If the user wants to add a project lib that is not yet in `project_libs`, or if Step 1 reveals unconfigured built-in libs, run this step.

**8a. Identify unconfigured built-in libs:**

Built-in libs are defined in `config.default.json` under `project_libs`. Check which ones are not yet configured in the project's `tusk/config.json`:

```bash
tusk config project_libs
```

Compare against the built-in keys (`ios_app`, `python_service`). Any key absent from the project config is an unconfigured built-in.

**8b. Present and confirm:**

List unconfigured libs to the user. Example:

> The following built-in libs are available but not yet configured:
> - `ios_app` (gioe/ios-libs) — SharedKit UI design tokens, APIClient HTTP client
> - `python_service` (gioe/python-libs) — structured logging, OpenTelemetry/Sentry observability
>
> Would you like to add any of these? You can also provide a custom `--repo owner/repo`.

Wait for the user to select one or more libs (or decline).

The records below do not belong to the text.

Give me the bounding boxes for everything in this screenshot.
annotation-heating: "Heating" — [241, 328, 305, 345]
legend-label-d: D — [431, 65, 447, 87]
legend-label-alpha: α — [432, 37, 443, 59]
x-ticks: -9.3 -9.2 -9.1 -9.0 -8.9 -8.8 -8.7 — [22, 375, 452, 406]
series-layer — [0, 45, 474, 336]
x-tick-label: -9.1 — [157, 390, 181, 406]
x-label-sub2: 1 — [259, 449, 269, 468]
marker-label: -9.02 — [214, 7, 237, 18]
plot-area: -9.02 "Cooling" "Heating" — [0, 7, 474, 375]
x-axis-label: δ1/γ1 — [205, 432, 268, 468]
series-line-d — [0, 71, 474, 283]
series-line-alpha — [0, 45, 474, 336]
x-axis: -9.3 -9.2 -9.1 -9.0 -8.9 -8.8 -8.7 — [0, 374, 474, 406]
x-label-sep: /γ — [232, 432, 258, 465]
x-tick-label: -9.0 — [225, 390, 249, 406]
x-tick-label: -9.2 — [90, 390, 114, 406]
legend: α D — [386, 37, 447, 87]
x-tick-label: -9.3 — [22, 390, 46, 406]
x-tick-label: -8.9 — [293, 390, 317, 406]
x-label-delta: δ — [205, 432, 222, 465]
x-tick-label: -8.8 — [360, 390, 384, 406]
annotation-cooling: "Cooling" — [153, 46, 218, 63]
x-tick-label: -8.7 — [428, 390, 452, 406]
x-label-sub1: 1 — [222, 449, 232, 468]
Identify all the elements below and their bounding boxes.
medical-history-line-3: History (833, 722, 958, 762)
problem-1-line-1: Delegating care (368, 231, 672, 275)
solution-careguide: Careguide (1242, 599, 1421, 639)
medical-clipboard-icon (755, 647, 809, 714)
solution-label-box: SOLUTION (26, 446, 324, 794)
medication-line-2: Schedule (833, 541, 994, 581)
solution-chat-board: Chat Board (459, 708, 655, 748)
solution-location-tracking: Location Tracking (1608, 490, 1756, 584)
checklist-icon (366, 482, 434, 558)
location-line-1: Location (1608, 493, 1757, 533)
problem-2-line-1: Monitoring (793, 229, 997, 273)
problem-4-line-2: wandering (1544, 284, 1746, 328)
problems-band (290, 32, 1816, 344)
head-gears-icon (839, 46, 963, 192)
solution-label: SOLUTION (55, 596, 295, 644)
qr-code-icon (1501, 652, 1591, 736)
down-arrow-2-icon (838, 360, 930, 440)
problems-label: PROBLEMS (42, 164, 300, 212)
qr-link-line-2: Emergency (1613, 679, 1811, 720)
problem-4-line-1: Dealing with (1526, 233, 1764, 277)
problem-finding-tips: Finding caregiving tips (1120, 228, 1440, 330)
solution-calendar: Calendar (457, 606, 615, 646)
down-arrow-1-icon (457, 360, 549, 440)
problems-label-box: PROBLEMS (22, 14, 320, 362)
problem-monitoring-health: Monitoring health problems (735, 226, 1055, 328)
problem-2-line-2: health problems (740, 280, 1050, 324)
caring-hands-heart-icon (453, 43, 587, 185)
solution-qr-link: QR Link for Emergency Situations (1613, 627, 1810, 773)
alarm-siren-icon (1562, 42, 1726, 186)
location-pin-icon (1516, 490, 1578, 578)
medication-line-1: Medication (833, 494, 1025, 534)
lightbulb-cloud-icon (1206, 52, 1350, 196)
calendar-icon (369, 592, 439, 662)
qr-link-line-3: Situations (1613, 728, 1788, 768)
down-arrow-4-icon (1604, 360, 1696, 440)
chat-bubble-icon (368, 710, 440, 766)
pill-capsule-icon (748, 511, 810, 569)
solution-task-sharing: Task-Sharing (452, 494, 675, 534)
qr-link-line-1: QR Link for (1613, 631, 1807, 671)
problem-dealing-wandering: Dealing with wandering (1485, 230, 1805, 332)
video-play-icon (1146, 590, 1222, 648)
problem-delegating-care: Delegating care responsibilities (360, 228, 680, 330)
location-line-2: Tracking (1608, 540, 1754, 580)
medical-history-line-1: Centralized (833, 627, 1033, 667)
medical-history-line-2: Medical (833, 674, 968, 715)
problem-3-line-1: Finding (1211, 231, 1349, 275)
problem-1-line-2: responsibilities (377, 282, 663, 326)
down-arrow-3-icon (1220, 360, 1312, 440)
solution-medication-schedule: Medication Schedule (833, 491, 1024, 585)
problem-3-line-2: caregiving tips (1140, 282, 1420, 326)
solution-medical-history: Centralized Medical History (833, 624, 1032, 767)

**8c. Add the lib and seed bootstrap tasks:**

For each selected lib, call:

```bash
tusk add-lib --lib <name>
# or for a custom lib:
tusk add-lib --lib <name> --repo <owner/repo> [--ref <branch|tag|sha>]
```

This writes the lib to `project_libs` in `tusk/config.json` (no DB reinit) and fetches the bootstrap task list.

Parse the JSON output. If `error` is non-null, report it and skip seeding. Otherwise, present the fetched tasks to the user using the same pattern as `/tusk-init` Step 8.5:

> **Available bootstrap tasks for `<lib>`:**
> 1. `<summary>` (complexity: XS, priority: High)
> 2. `<summary>` (complexity: S, priority: Medium)
> ...
>
> Seed all tasks? Enter numbers (e.g. `1,3`), `all`, or `none`:

For each confirmed task, insert it:

```bash
tusk task-insert "<summary>" "<description>" \
  --priority <priority> \
  --task-type <task_type> \
  --complexity <complexity> \
  --domain <appropriate_domain> \
  $(for criterion in <criteria_array>; do echo "--criteria \"$criterion\""; done)
```

Report the created task IDs to the user.

## Step 9: Final Validation

Run `tusk validate` as the canonical final check after all writes and trigger regens:

```bash
tusk validate
```

- If `tusk validate` **fails**: show the full output to the user and warn that the configuration or database may have issues.
- If `tusk validate` **passes**: report "✓ Configuration updated and validated successfully."